Tires screeched to a halt outside my window, yanking me back from the edge of REM sleep that I so desperately needed. Doors slammed, dogs barked, and voices roared in a cacophony of chaos.
I huffed and glared at the headlights and shadows dancing across the window. Like any good neighbor, the commotion tempted me to creep through the blinds at whatever the heck was going on. But sleep appealed to me more than my desire to snoop. I shoved in a pair of headphones and let a meditation app lull me to sleep.
* * *
“Police! Open up!”
I groaned and curled deeper into my comforter.I should have paid for the premium, ad-free version of the app.What developer or marketing person thought that an ad for a police procedural drama was a good idea in the middle of meditation?
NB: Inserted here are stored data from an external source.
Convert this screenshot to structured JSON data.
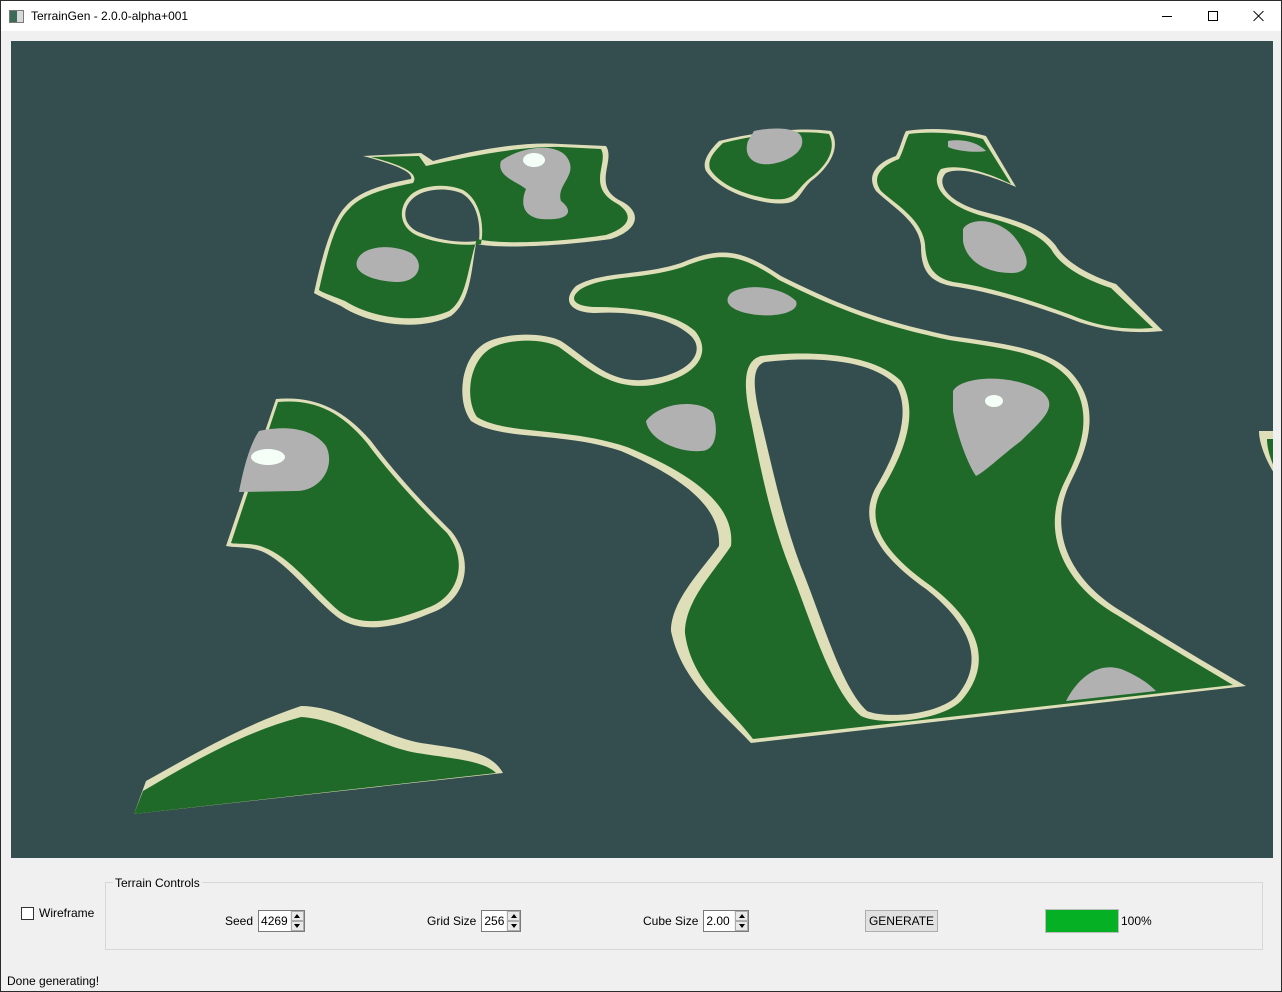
{
  "window": {
    "title": "TerrainGen - 2.0.0-alpha+001",
    "app_icon": "terrain-app-icon",
    "controls": [
      "minimize",
      "maximize",
      "close"
    ]
  },
  "viewport": {
    "description": "3D terrain render (perspective)",
    "colors": {
      "water": "#344d4e",
      "sand": "#dedeb8",
      "grass": "#1f6a28",
      "rock": "#b1b1b1",
      "snow": "#f4fff7"
    }
  },
  "options": {
    "wireframe_label": "Wireframe",
    "wireframe_checked": false
  },
  "terrain_controls": {
    "title": "Terrain Controls",
    "seed": {
      "label": "Seed",
      "value": "4269"
    },
    "grid_size": {
      "label": "Grid Size",
      "value": "256"
    },
    "cube_size": {
      "label": "Cube Size",
      "value": "2.00"
    },
    "generate_label": "GENERATE",
    "progress": {
      "percent": 100,
      "text": "100%",
      "color": "#06b025"
    }
  },
  "status_bar": {
    "message": "Done generating!"
  }
}
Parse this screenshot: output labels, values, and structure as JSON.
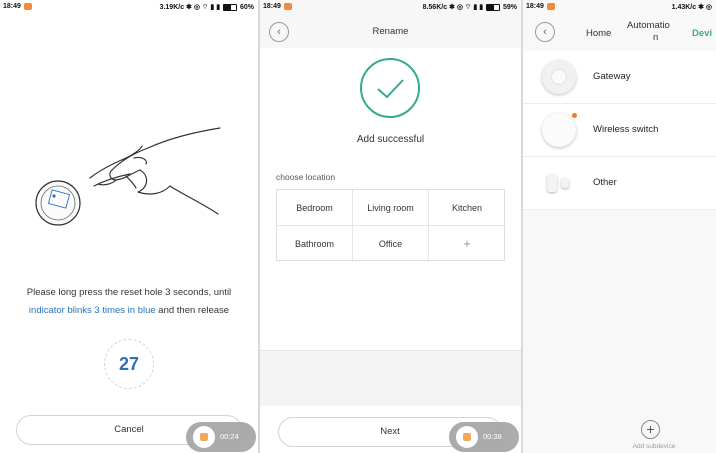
{
  "panel1": {
    "status": {
      "time": "18:49",
      "right": "3.19K/c ✱ ◎ ⌔ ▮ ▮",
      "battery": "60%",
      "battery_level": 0.6
    },
    "instruction_line1": "Please long press the reset hole  3 seconds, until",
    "instruction_line2_highlight": "indicator blinks 3 times in blue",
    "instruction_line2_rest": " and then release",
    "countdown": "27",
    "cancel_label": "Cancel",
    "recording_time": "00:24"
  },
  "panel2": {
    "status": {
      "time": "18:49",
      "right": "8.56K/c ✱ ◎ ⌔ ▮ ▮",
      "battery": "59%",
      "battery_level": 0.59
    },
    "title": "Rename",
    "success_text": "Add successful",
    "choose_label": "choose location",
    "locations": [
      "Bedroom",
      "Living room",
      "Kitchen",
      "Bathroom",
      "Office",
      "+"
    ],
    "next_label": "Next",
    "recording_time": "00:38"
  },
  "panel3": {
    "status": {
      "time": "18:49",
      "right": "1.43K/c ✱ ◎"
    },
    "tabs": {
      "home": "Home",
      "automation_line1": "Automatio",
      "automation_line2": "n",
      "device": "Devi"
    },
    "devices": [
      {
        "label": "Gateway",
        "icon": "gateway-icon"
      },
      {
        "label": "Wireless switch",
        "icon": "wireless-switch-icon"
      },
      {
        "label": "Other",
        "icon": "sensor-icon"
      }
    ],
    "add_label": "Add subdevice"
  },
  "colors": {
    "accent_green": "#34a994",
    "link_blue": "#2a73b8",
    "mi_orange": "#f08a3c"
  }
}
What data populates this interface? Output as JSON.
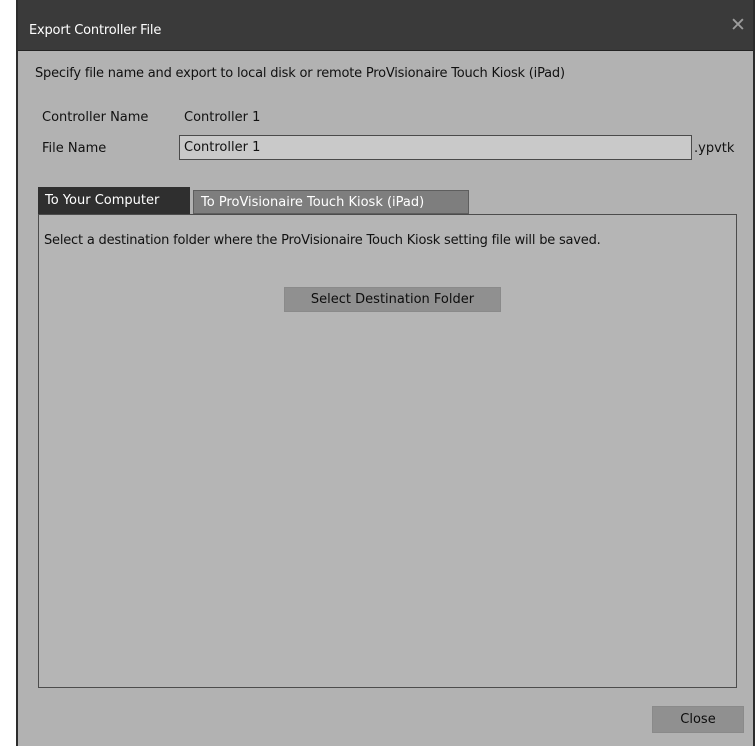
{
  "window": {
    "title": "Export Controller File",
    "close_glyph": "✕"
  },
  "instruction": "Specify file name and export to local disk or remote ProVisionaire Touch Kiosk (iPad)",
  "controller_name": {
    "label": "Controller Name",
    "value": "Controller 1"
  },
  "file_name": {
    "label": "File Name",
    "value": "Controller 1",
    "extension": ".ypvtk"
  },
  "tabs": [
    {
      "label": "To Your Computer",
      "active": true
    },
    {
      "label": "To ProVisionaire Touch Kiosk (iPad)",
      "active": false
    }
  ],
  "panel": {
    "description": "Select a destination folder where the ProVisionaire Touch Kiosk setting file will be saved.",
    "select_folder_label": "Select Destination Folder"
  },
  "footer": {
    "close_label": "Close"
  },
  "colors": {
    "titlebar": "#3a3a3a",
    "dialog_bg": "#b2b2b2",
    "active_tab": "#2f2f2f",
    "inactive_tab": "#7e7e7e",
    "button": "#909090"
  }
}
Fists pounded on my door. “Falls Creek PD! Open up!”
Fuck. Not a commercial.
I kicked back the covers and blindly felt around for a pair of pajama pants or a robe to throw on.
My hand landed on the red and white floral robe that I’d left crumpled on the floor. “Coming!” I shouted as I yanked it on and tied the sash around my waist. “Damn perky nipples,” I muttered when I looked down to see my nips poking at the thin fabric.
The cop on the other side of the door rapped their knuckles impatiently.
Ah, fuck it.They were just nipples. Everyone had them. Who even cares anymore?
I hurried like a drunken zombie through the lunchbox-sized apartment and yanked open the door.